Benin adopts WorldPop’s ‘preEA’ tool to conduct its first modern, digitised census

Senior Research Fellow Dr Sarchil Qader has recently returned from Benin following three weeks providing intensive GIS training and engaging in field work to assist the country’s National Institute of Statistics and Demography (INStaD), National Institute of Geography (IGN) and the University of Abomey Calavi (UAC), as this west African country prepares for its upcoming census.

Dr Qader is a leading expert in automatic enumeration area (EA) delineation has collaborated with Andy Harfoot of the the University of Southampton’s GeoData research group to develop WorldPop’s user-friendly ‘preEA Tool’. The tool is used to produce draft Enumeration Area (EA) boundaries which may be used to support data collection in the field.

Enumeration Areas are typically areas that can be canvassed by a single data collector while undertaking a survey or census and mapping accurate EA parameters is vital to efficiently survey a country’s population. Existing EAs are often incomplete, outdated or missing and developing up to date EAs can be labour and cost intensive. This is where our preEA tool is used to improve the accuracy and enable data collectors to work more efficiently in the field.

Following Dr Qader’s workshop the Benin government has agreed to use our ‘preEA tool’ to support its fifth general population and housing census, which will begin later this year. In addition to producing contemporary and accurate data on the demographic, social and economic characteristics of the population and housing, the census provides an opportunity to measure progress towards the United Nation’s 2030 agenda on Sustainable Development Goals, the African Union’s 2063 agenda, the ten-year strategy of the African Development Bank and the Paris Agreement on climate change.

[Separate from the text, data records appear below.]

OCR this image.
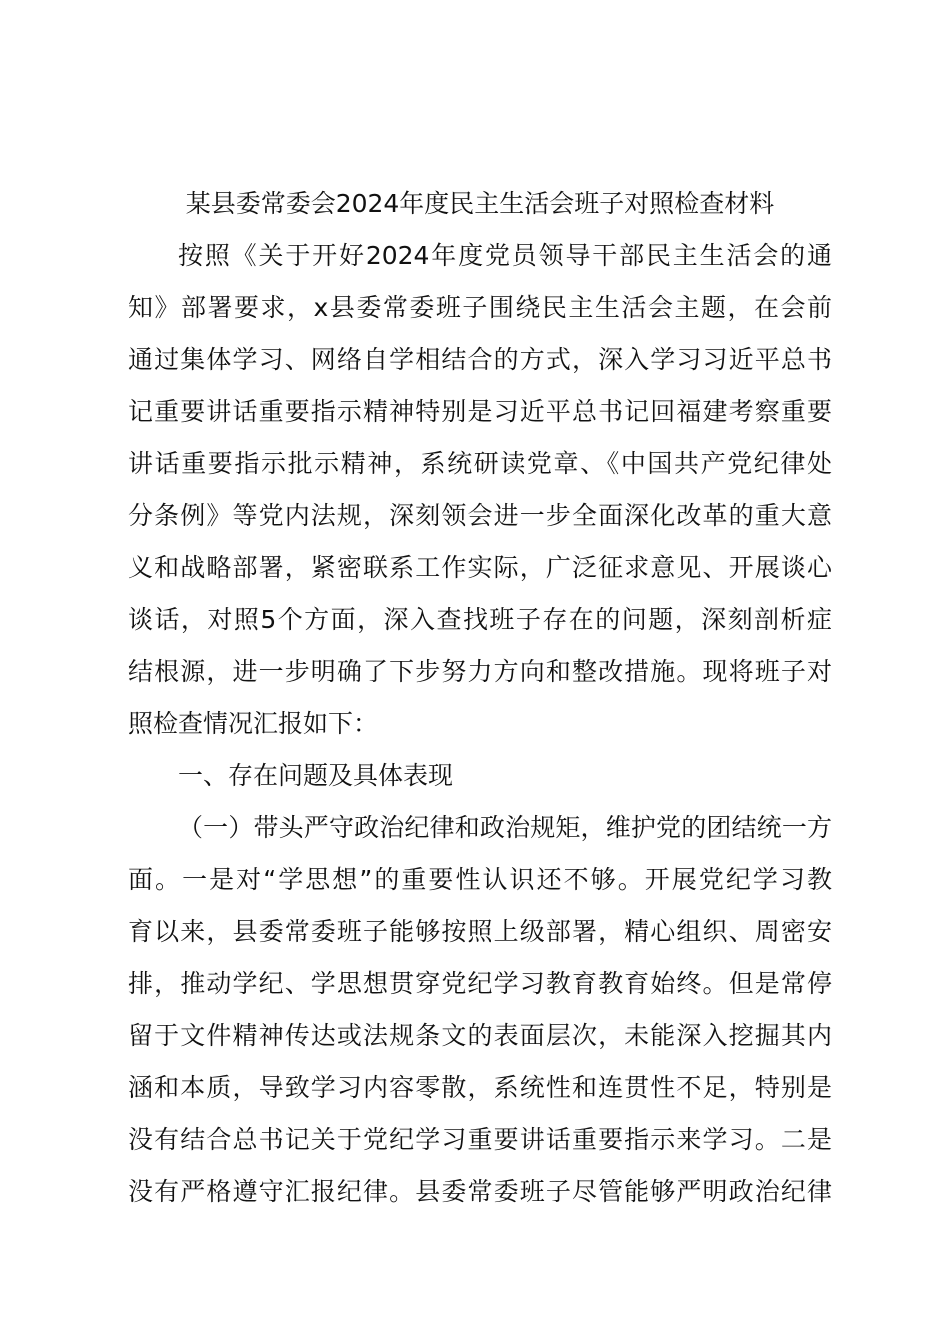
某县委常委会2024年度民主生活会班子对照检查材料
按照《关于开好2024年度党员领导干部民主生活会的通
知》部署要求，x县委常委班子围绕民主生活会主题，在会前
通过集体学习、网络自学相结合的方式，深入学习习近平总书
记重要讲话重要指示精神特别是习近平总书记回福建考察重要
讲话重要指示批示精神，系统研读党章、《中国共产党纪律处
分条例》等党内法规，深刻领会进一步全面深化改革的重大意
义和战略部署，紧密联系工作实际，广泛征求意见、开展谈心
谈话，对照5个方面，深入查找班子存在的问题，深刻剖析症
结根源，进一步明确了下步努力方向和整改措施。现将班子对
照检查情况汇报如下：
一、存在问题及具体表现
（一）带头严守政治纪律和政治规矩，维护党的团结统一方
面。一是对“学思想”的重要性认识还不够。开展党纪学习教
育以来，县委常委班子能够按照上级部署，精心组织、周密安
排，推动学纪、学思想贯穿党纪学习教育教育始终。但是常停
留于文件精神传达或法规条文的表面层次，未能深入挖掘其内
涵和本质，导致学习内容零散，系统性和连贯性不足，特别是
没有结合总书记关于党纪学习重要讲话重要指示来学习。二是
没有严格遵守汇报纪律。县委常委班子尽管能够严明政治纪律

Dr Qader and a team from UAC undertake fieldwork in Abomey Calavi, Benin

Once the training had been successfully completed, Dr Qader joined the team as it carried out fieldwork in Cotonou and Abomey-Calavi. Household information including GPS records were collected which enabled the team to validate all 30 preEA boundaries locally, spanning urban and rural areas. Around 3000 households were enumerated in total, and once the data had been collected, Dr Qader showed the team how to use the preEA tool with this data to create the final census EA.

Ganvie stilt village, Benin
Ganvie stilt village, Benin.

Dr Qader was also able to visit Ganvie, a stilt village within the lagoon of Lake Nokoué, to the north of Cotonou. Stilt villages like Ganvie, provide exceptional challenges to automated enumeration because buildings are separated by water, not roads.

Village residents claim that about 40,000 people live on the lake and by seeing the area for himself Dr Qader was able to confirm that most building footprints had been accurately recorded. He was also able to evaluate the distribution of buildings and people and begin to develop a strategic plan to create an accurate census Enumeration Areas for these unusual living environments.

Financial support to run all the activities during the workshop were provided by the United Nations Population Fund (UNFPA) country office.